Comparison with other market-related investments:
P2P lending turns out to be a stable source of income even during inflation and market risks. As per research, a P2P lender earns significantly higher returns as compared to other investments like mutual funds and stocks. Also, on monthly basis, investors receive part payments of their loan along with the principal amount. This can be further reinvested in other assets to augment earnings.
This allows comparing with other market investments and makes it easier for investors to offset the negative effects of inflation. Hence, the investors are able to prudently analyze and compare the investments, and invest accordingly. So when the business market crashes, P2P lending networks are expected to still remain stable.
Becomes a platform for lenders to understand and reduce risks:
Competitive lending and borrowing mechanisms lead to a platform for understanding the risks involved in different investing assets. A digital lending platform, Finzy, provides a portal which comes with automated processes, like an investment limiting mechanism for restricting the amounts to be invested.

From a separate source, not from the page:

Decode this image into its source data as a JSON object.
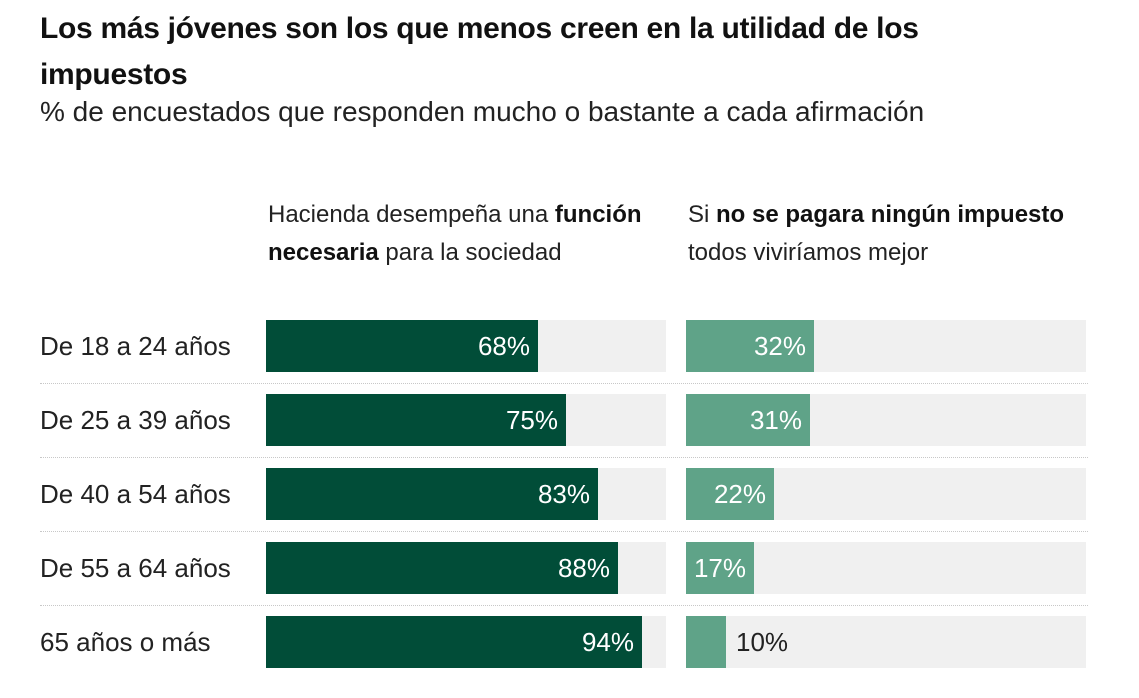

To cut a long story short, in order to gain better, it is important to understand and compare the risks involved. Once this is done, P2P lending can become a good source of passive investment. The investors can get hold of relevant information and a clever risk-to-reward strategy while planning their finances.
Individual lenders can be bankers:
Banks have long been known to lend money, and profit from that. However, banks do not lend money to every applicant, and the applicant sometimes faces the displeasure of being rejected. Some consumers may want to build a new credit standing or build it for the first time, but banks do not allow customers who do so.
This led to a new market called peer to peer lending. With the advent of a P2P lender, lenders have the chance of becoming bankers to those borrowers.
P2P lending has emerged as a really good investment opportunity for the lenders, and the borrowers have got the ease to access quick personal loans with their help. It is based on a simple idea: to bridge the gap between borrowers and lenders.
The lenders stand a good chance of earning passive income, as there are not many efforts involved in the process of loan. They can look at the profiles of the borrowers, and check if they are willing to fund the loan.
A P2P lender can invest in different asset classes and earn from them. As mentioned earlier, regardless of what one’s interest rates are, with a balanced measure of the risk involved, there is always a fair chance of earning through P2P. There are many established sites which provide a platform to bring together the borrowers and lenders.